Well, then there are two that I "met" around the same time. They happen to be actual family but became so much more, and really....that is a miracle for family to be friends. Most of the time we can't choose family. My cousins, Theresa and Donna. I met you as a child but didn't become friends until I was a teenager. Family has brought us together but there is a bond that is unlike anything I have with my other relatives. They really are like sisters. Neither of them had a sister so we became sisters to each other. I, however, do have a sister and she is my hero. That's another blog. To this day, we are close and I expect that will never change.

Well, then there is Karla. She is probably one that surprises me most. I knew her and her family all of my life. Her Dad, Mr. Beall, was my bus driver in 1st grade. I loved him. The whole family was known by all. They are the kind of people who would do anything for anyone. Awesome people. Karla... well, she seemed to be the loud one of the bunch. I was scared to death of her. That being the case, I steered clear from her path. Then I found myself in her presence because of a mutual friend. She is the first person I ever hit, accidentally, but nonetheless, it scared the socks off me. Her Dad sided with me so I felt ok about it. Still, I didn't expect that to be a lasting friendship. We had nothing in common and I didn't think I wanted to have anything in common with her. And, out of that grew one of the most interesting and long lasting friendships of my life. We have seen each other through a lot of tough stuff. As much as we irritate one another there is a close bond. I love her like a sister and have always referred to her as Aunt Karla. My daughter was just asking the other day how we were related and she was "aunt". Some relatives are blood and some are from the heart!

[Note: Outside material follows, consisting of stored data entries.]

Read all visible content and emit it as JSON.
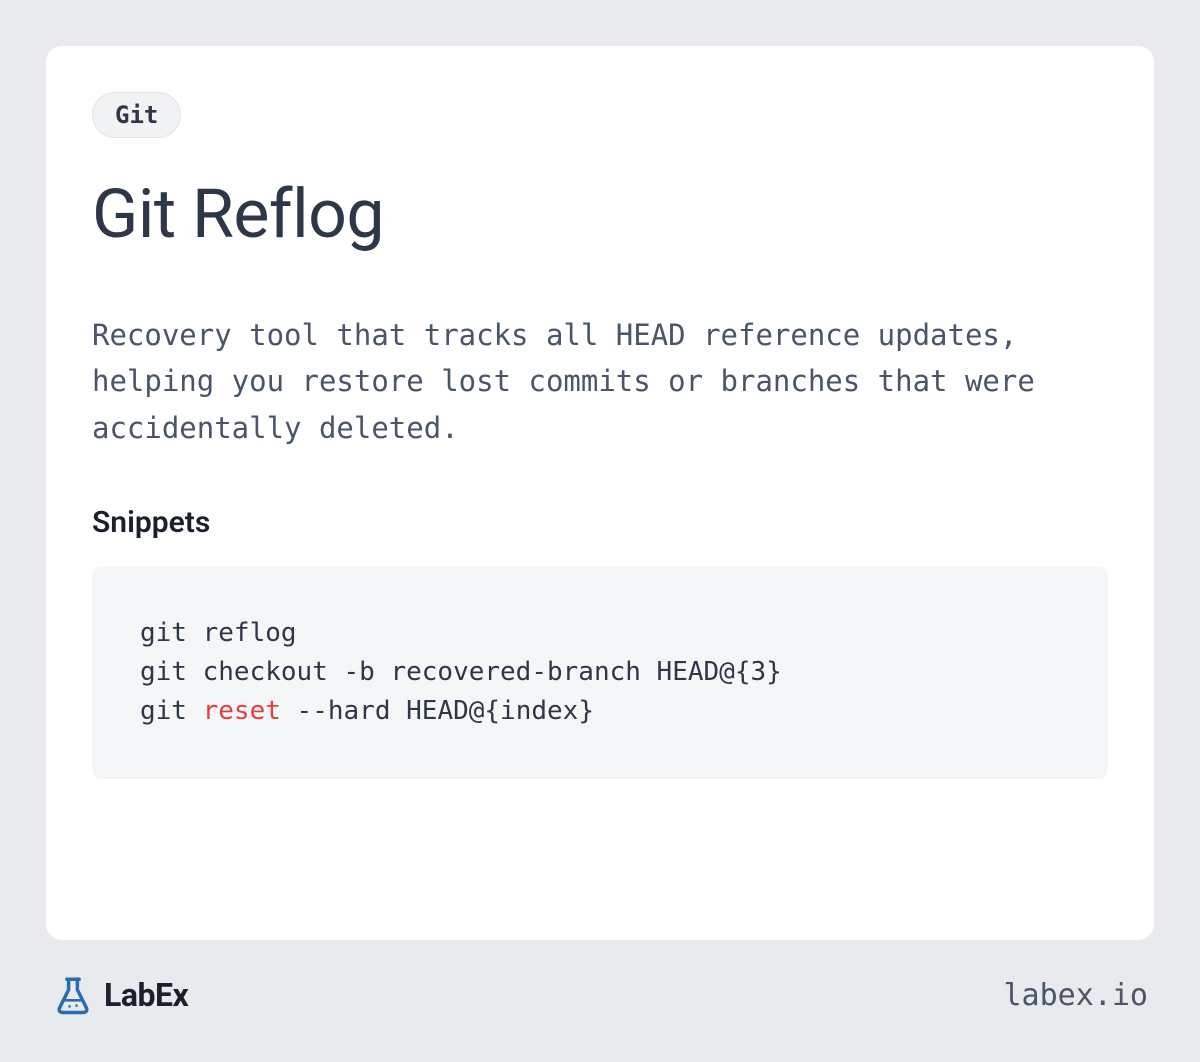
{
  "card": {
    "tag": "Git",
    "title": "Git Reflog",
    "description": "Recovery tool that tracks all HEAD reference updates, helping you restore lost commits or branches that were accidentally deleted.",
    "snippets_heading": "Snippets",
    "code": {
      "line1": "git reflog",
      "line2": "git checkout -b recovered-branch HEAD@{3}",
      "line3_prefix": "git ",
      "line3_keyword": "reset",
      "line3_suffix": " --hard HEAD@{index}"
    }
  },
  "footer": {
    "brand": "LabEx",
    "url": "labex.io"
  }
}
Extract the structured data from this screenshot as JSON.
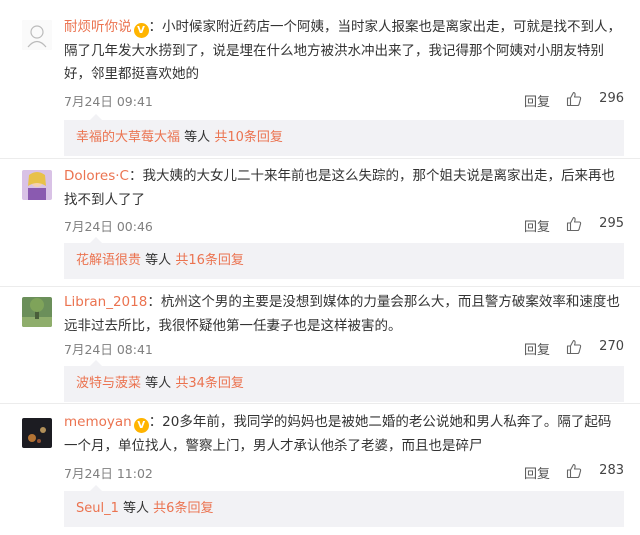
{
  "comments": [
    {
      "username": "耐烦听你说",
      "badge": "V",
      "text": "：小时候家附近药店一个阿姨，当时家人报案也是离家出走，可就是找不到人，隔了几年发大水捞到了，说是埋在什么地方被洪水冲出来了，我记得那个阿姨对小朋友特别好，邻里都挺喜欢她的",
      "time": "7月24日 09:41",
      "reply_label": "回复",
      "likes": "296",
      "thread": {
        "user": "幸福的大草莓大福",
        "others": "等人",
        "count": "共10条回复"
      }
    },
    {
      "username": "Dolores·C",
      "text": "：我大姨的大女儿二十来年前也是这么失踪的，那个姐夫说是离家出走，后来再也找不到人了了",
      "time": "7月24日 00:46",
      "reply_label": "回复",
      "likes": "295",
      "thread": {
        "user": "花解语很贵",
        "others": "等人",
        "count": "共16条回复"
      }
    },
    {
      "username": "Libran_2018",
      "text": "：杭州这个男的主要是没想到媒体的力量会那么大，而且警方破案效率和速度也远非过去所比，我很怀疑他第一任妻子也是这样被害的。",
      "time": "7月24日 08:41",
      "reply_label": "回复",
      "likes": "270",
      "thread": {
        "user": "波特与菠菜",
        "others": "等人",
        "count": "共34条回复"
      }
    },
    {
      "username": "memoyan",
      "badge": "V",
      "text": "：20多年前，我同学的妈妈也是被她二婚的老公说她和男人私奔了。隔了起码一个月，单位找人，警察上门，男人才承认他杀了老婆，而且也是碎尸",
      "time": "7月24日 11:02",
      "reply_label": "回复",
      "likes": "283",
      "thread": {
        "user": "Seul_1",
        "others": "等人",
        "count": "共6条回复"
      }
    }
  ],
  "icons": {
    "like": "thumbs-up-icon",
    "badge": "v-badge-icon"
  },
  "colors": {
    "username": "#eb7350",
    "subbox": "#f2f2f5",
    "meta": "#808080"
  }
}
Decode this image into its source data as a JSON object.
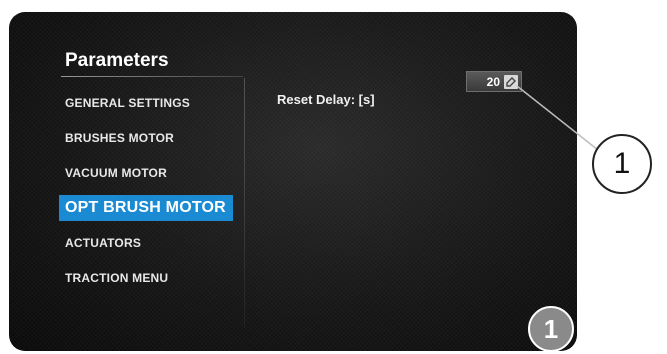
{
  "panel": {
    "title": "Parameters"
  },
  "menu": {
    "items": [
      {
        "label": "GENERAL SETTINGS",
        "active": false
      },
      {
        "label": "BRUSHES MOTOR",
        "active": false
      },
      {
        "label": "VACUUM MOTOR",
        "active": false
      },
      {
        "label": "OPT BRUSH MOTOR",
        "active": true
      },
      {
        "label": "ACTUATORS",
        "active": false
      },
      {
        "label": "TRACTION MENU",
        "active": false
      }
    ]
  },
  "parameter": {
    "label": "Reset Delay: [s]",
    "value": "20",
    "edit_icon": "edit-icon"
  },
  "callout": {
    "number": "1"
  },
  "page_badge": {
    "number": "1"
  },
  "colors": {
    "active_item": "#1a8ad2",
    "screen_bg": "#151515",
    "badge": "#8a8a8a"
  }
}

That leads me to Erin. I had the great joy of talking with her tonight on the phone. I had always heard that the friends you make in college will be your friends for life. Well, I suppose, in this case, that is true. As a college Freshman my greatest fear was getting a wierd roommate, especially on the U of M campus in Montana. Who knew what you might get. Well, I will never forget the first time I saw her and her parents. Yep... scared me to death. I decided I was an adult now and I could handle it. So I made the most of it in the beginning. Only to learn that she won my heart over. She and I, again, were opposite and really had nothing at all in common. I am learning it isn't the common things that bring people together .... it is coming together and finding the differences are what make common ground. She is a beautiful person inside and out. As we were chatting tonight she said, it is so nice to know that no matter how much time passes since we last talked, we are able to pick up as if we see one another daily. I love that about best friends. They are bound by things that cannot be seen or touched. They are the things that you don't know are even there until little moments like these.

Each of these women are special to me for various reasons. Too many to mention in detail. They have some interesting things in common though. Every one of them have mom's that have played important roles in my life too. In these friends, I have gained moms and dads and siblings. It is really amazing. The other really interesting part is that only one of the above mentioned share my faith. Yet, they are all people of faith. They are all people who have strong family values. You see, we all have something in common. Something that I was unaware of until recently.

These are the best, but there are several others. Some that I take for granted because we are more alike. I don't see them as being someone unusual for me to befriend. It doesn't make them any less special or any less important. But these are the friends that I would never in a million years have imagined that I would still be friends with as an adult. Or that our friendship would last after years of not speaking to one another. I hope everyone has a special friend or two or 5 or 10. Take time to think of your friends. They are angels from heaven. I love you all!